Keith Tutt and Daniel Saunders’s chipper Lard’s World Peace Tips (October 23) recommends “be a genius” as one of the ways to bring about world peace, and uses mathematics as the comic shorthand for “genius activity”, not to mention sudoku as the comic shorthand for “mathematics”. People have tried to gripe that sudoku isn’t really mathematics; while it’s not arithmetic, though — you could replace the numerals with letters or with arbitrary symbols not to be repeated in one line, column, or subsquare and not change the problem at all — it’s certainly logic.

John Graziano’s Ripley’s Believe It or Not (October 23) besides giving me a spot of dizziness with that attribution line makes the claim that “elephants have been found to be better at some numerical tasks than chimps or even humans”. I can believe that, more or less, though I notice it doesn’t say exactly what tasks elephants are so good (or chimps and humans so bad) at. Counting and addition or subtraction seem most likely, though, because those are processes it seems possible to create tests for. At some stages in human and animal development the animals have a clear edge in speed or accuracy. I don’t remember reading evidence of elephant skills before but I can accept that they surely have some.

Zach Weinersmith’s Saturday Morning Breakfast Cereal (October 24) applies the tools of infinite series — adding up infinitely many of a sequence of terms, often to a finite total — to parenting and the problem of one kid hitting another. This is held up as Real Analysis — – the field in which you learn why Calculus works — and it is, yeah, although this is the part of Real Analysis you can do in high school.

John Zakour and Scott Roberts’s Maria’s Day (October 25) picks up on the Math Wiz Monster in Maria’s closet mentioned last time I did one of these roundups. And it includes an attack on the “Common Core” standards, understandably: it’s unreasonable to today’s generation of parents that mathematics should be taught any differently from how it was taught to them, when they didn’t understand the mathematics they were being taught.
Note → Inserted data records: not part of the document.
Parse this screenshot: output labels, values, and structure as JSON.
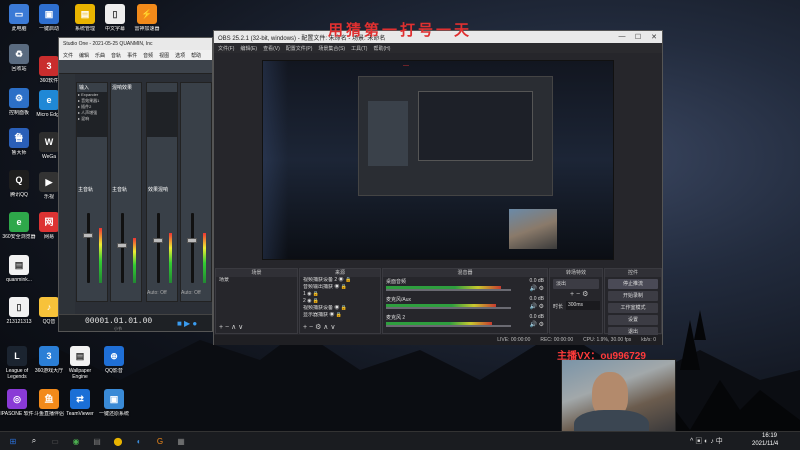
{
  "overlay": {
    "top_text": "用猜第一打号一天",
    "wechat_label": "主播VX：ou996729"
  },
  "desktop": {
    "icons": [
      {
        "label": "此电脑",
        "color": "#3b7ad6",
        "glyph": "▭"
      },
      {
        "label": "回收站",
        "color": "#5a6b80",
        "glyph": "♻"
      },
      {
        "label": "控制面板",
        "color": "#2c6fc7",
        "glyph": "⚙"
      },
      {
        "label": "鲁大师",
        "color": "#2a5fb8",
        "glyph": "鲁"
      },
      {
        "label": "腾讯QQ",
        "color": "#1e1e1e",
        "glyph": "Q"
      },
      {
        "label": "360安全浏览器",
        "color": "#2ea84a",
        "glyph": "e"
      },
      {
        "label": "quanmink...",
        "color": "#f2f2f2",
        "glyph": "▤"
      },
      {
        "label": "213121313",
        "color": "#f2f2f2",
        "glyph": "▯"
      },
      {
        "label": "一键启动",
        "color": "#2e6fcf",
        "glyph": "▣"
      },
      {
        "label": "360软件",
        "color": "#c92d2d",
        "glyph": "3"
      },
      {
        "label": "Micro Edge",
        "color": "#1f88d6",
        "glyph": "e"
      },
      {
        "label": "WeGa",
        "color": "#2d2d2d",
        "glyph": "W"
      },
      {
        "label": "乐视",
        "color": "#333",
        "glyph": "▶"
      },
      {
        "label": "网易",
        "color": "#d33",
        "glyph": "网"
      },
      {
        "label": "QQ音",
        "color": "#f7c23a",
        "glyph": "♪"
      },
      {
        "label": "系统管理",
        "color": "#e9b400",
        "glyph": "▤"
      },
      {
        "label": "中文字幕",
        "color": "#eee",
        "glyph": "▯"
      },
      {
        "label": "雷神加速器",
        "color": "#f28a1a",
        "glyph": "⚡"
      }
    ],
    "bottom_icons": [
      {
        "label": "League of Legends",
        "color": "#1b2430",
        "glyph": "L"
      },
      {
        "label": "360游戏大厅",
        "color": "#2b7fd6",
        "glyph": "3"
      },
      {
        "label": "Wallpaper Engine",
        "color": "#f2f2f2",
        "glyph": "▤"
      },
      {
        "label": "QQ影音",
        "color": "#1f6fd6",
        "glyph": "⊕"
      },
      {
        "label": "IPASONE 软件",
        "color": "#8a3ad6",
        "glyph": "◎"
      },
      {
        "label": "斗鱼直播伴侣",
        "color": "#f28a1a",
        "glyph": "鱼"
      },
      {
        "label": "TeamViewer",
        "color": "#1b6fd6",
        "glyph": "⇄"
      },
      {
        "label": "一键还原系统",
        "color": "#3a8ad6",
        "glyph": "▣"
      }
    ]
  },
  "studio_one": {
    "title": "Studio One - 2021-05-25 QUANMIN, Inc",
    "menu": [
      "文件",
      "编辑",
      "乐曲",
      "音轨",
      "事件",
      "音频",
      "视图",
      "选项",
      "帮助"
    ],
    "time_display": "00001.01.01.00",
    "bar_label": "小节",
    "channels": [
      "输入",
      "混响效果",
      "Auto: Off",
      "Auto: Off"
    ],
    "insert_items": [
      "Expander",
      "音效果器1",
      "插件2",
      "人声增强",
      "混响"
    ],
    "channel_names": [
      "主音轨",
      "主音轨",
      "效果混响"
    ]
  },
  "obs": {
    "title": "OBS 25.2.1 (32-bit, windows) - 配置文件: 未命名 - 场景: 未命名",
    "menu": [
      "文件(F)",
      "编辑(E)",
      "查看(V)",
      "配置文件(P)",
      "场景集合(S)",
      "工具(T)",
      "帮助(H)"
    ],
    "docks": {
      "scenes": {
        "header": "场景",
        "items": [
          "场景"
        ]
      },
      "sources": {
        "header": "来源",
        "items": [
          "视频捕获设备 2",
          "音频输出捕获",
          "1",
          "2",
          "视频捕获设备",
          "显示器捕获"
        ]
      },
      "mixer": {
        "header": "混音器",
        "channels": [
          {
            "name": "桌面音频",
            "db": "0.0 dB",
            "level": 0.92
          },
          {
            "name": "麦克风/Aux",
            "db": "0.0 dB",
            "level": 0.88
          },
          {
            "name": "麦克风 2",
            "db": "0.0 dB",
            "level": 0.85
          }
        ]
      },
      "transitions": {
        "header": "转场特效",
        "type": "淡出",
        "duration_label": "时长",
        "duration": "300ms"
      },
      "controls": {
        "header": "控件",
        "buttons": [
          "停止推流",
          "开始录制",
          "工作室模式",
          "设置",
          "退出"
        ]
      }
    },
    "status": {
      "live": "LIVE: 00:00:00",
      "rec": "REC: 00:00:00",
      "cpu": "CPU: 1.9%, 30.00 fps",
      "bitrate": "kb/s: 0"
    }
  },
  "taskbar": {
    "items": [
      "⊞",
      "⌕",
      "▭",
      "◉",
      "▤",
      "⬤",
      "◐",
      "G",
      "▦"
    ],
    "time": "16:19",
    "date": "2021/11/4",
    "tray": "^ ▣ ◐ ♪ 中"
  },
  "colors": {
    "accent": "#e03030",
    "obs_bg": "#26262b",
    "obs_title": "#e9e9e9"
  }
}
Innovation in teaching never has a chance.

Dave Whamond’s Reality Check (October 25) reminds us that just because stock framing can be used to turn a subtraction problem into a word problem doesn’t mean that it can’t jump all the way out of mathematics into another field.

I haven’t included any comics from today — the 26th of October — in my reading yet but really, what are the odds there’s like a half-dozen comics of obvious relevance with nice, juicy topics to discuss?